Andy Martin- Minneapolis MN

A$Ap Rocky is clearly the most “masculine” video. The video doesn’t really fit with a very “attractive” concept of masculinity, (“attractive masculinity is exemplified by Ryan Gosling for example.) This video is excessive masculinity, throwing it in the faces of viewers and objectifying women. We talked about the nature of women in the video in class, there wasn’t even an interaction between women and men, they weren’t on the same level. It clearly plays to the “objectify women” ideal that modern masculinity has been (rather unfortunately) attached to. The video exudes a sleezyness that has been associated with the modern male gaze.

Next in line is Macklemore. His video does some silly things with masculinity, initially I would assume he is wholeheartedly challenging the warped view of masculinity in A$AP Rocky, and he to a certain extent does, but he also shows off some very masculine qualities. At first we hear Macklemore say “Walk into the club like what up I got a big cock, nahh I’m just pumped bout some shit from the thrift shop.” That line makes us think that Mack is separating himself from masculinity all together, but he is just embracing a secondary style, one that I will dub “goofball fratstar.” He’s silly, but not a boyish silly, but a fratty one. He’s the goofball, the guy who makes you laugh and dresses in hilarious fur coats. John Belushie is a masculine figure, but he is entirely making fun of the world in which he lives in. Futhermore, Macklemore still has bitties!!!! They might not be in bikinis, and they might be hipsters, but they are still attractive, especially in the sphere that Macklemore travels in.

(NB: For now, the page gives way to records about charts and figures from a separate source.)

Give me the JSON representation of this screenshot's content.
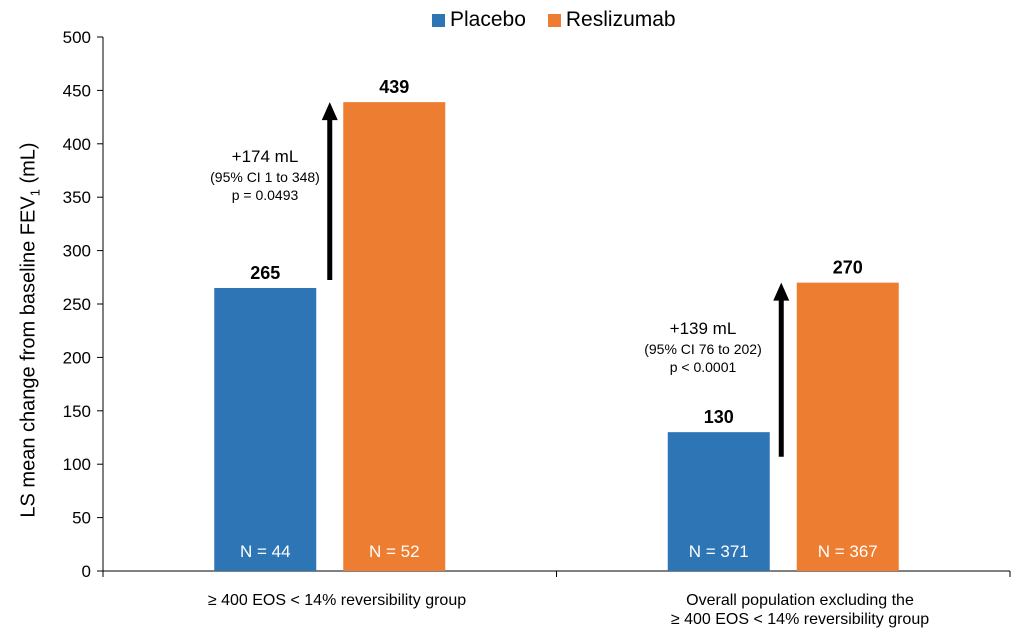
{
  "legend": {
    "placebo_label": "Placebo",
    "placebo_color": "#2E75B6",
    "reslizumab_label": "Reslizumab",
    "reslizumab_color": "#ED7D31"
  },
  "y_axis": {
    "label_main": "LS mean change from baseline FEV",
    "label_subscript": "1",
    "label_unit": " (mL)"
  },
  "annotations": [
    {
      "delta": "+174 mL",
      "ci": "(95% CI 1 to 348)",
      "p": "p = 0.0493"
    },
    {
      "delta": "+139 mL",
      "ci": "(95% CI 76 to 202)",
      "p": "p < 0.0001"
    }
  ],
  "chart_data": {
    "type": "bar",
    "categories": [
      [
        "≥ 400 EOS < 14% reversibility group"
      ],
      [
        "Overall population excluding the",
        "≥ 400 EOS < 14% reversibility group"
      ]
    ],
    "series": [
      {
        "name": "Placebo",
        "color": "#2E75B6",
        "values": [
          265,
          130
        ],
        "n_labels": [
          "N = 44",
          "N = 371"
        ]
      },
      {
        "name": "Reslizumab",
        "color": "#ED7D31",
        "values": [
          439,
          270
        ],
        "n_labels": [
          "N = 52",
          "N = 367"
        ]
      }
    ],
    "ylabel": "LS mean change from baseline FEV1 (mL)",
    "ylim": [
      0,
      500
    ],
    "yticks": [
      0,
      50,
      100,
      150,
      200,
      250,
      300,
      350,
      400,
      450,
      500
    ],
    "grid": false,
    "legend_position": "top-center"
  }
}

The K-Pop video comes next. It does exude a lot of “American” masculinity, tons of cars, and metallic colors. But there is a fair bit of other stuff mixed in there, like flowing layered hair. Purely by appearance it is pretty feminine, and if I understood the words it might change, but all in all, the K-Pop video has a very extreme undertone of wealth and power, which is very in line with the classical American masculinity, they just miss a few beats.

The One Direction video plays on a very young version of masculinity. In terms of the intense hyper masculinity that I have been judging these videos on, One Direction is the least masculine, but if I were to talk about general American masculinity, K-pop would be last. In any case, the one direction video plays on this very young very pre-pubescent idea of masculinity. There are these young Beiber-like stars that never come into interactions with women. Additionally, they were very touchy feelly, and not in a “bro” sort of way. In terms of “American” masculinity, the way in which men interact with eachother is very important, and One Direction did not interact in a “masculine” way.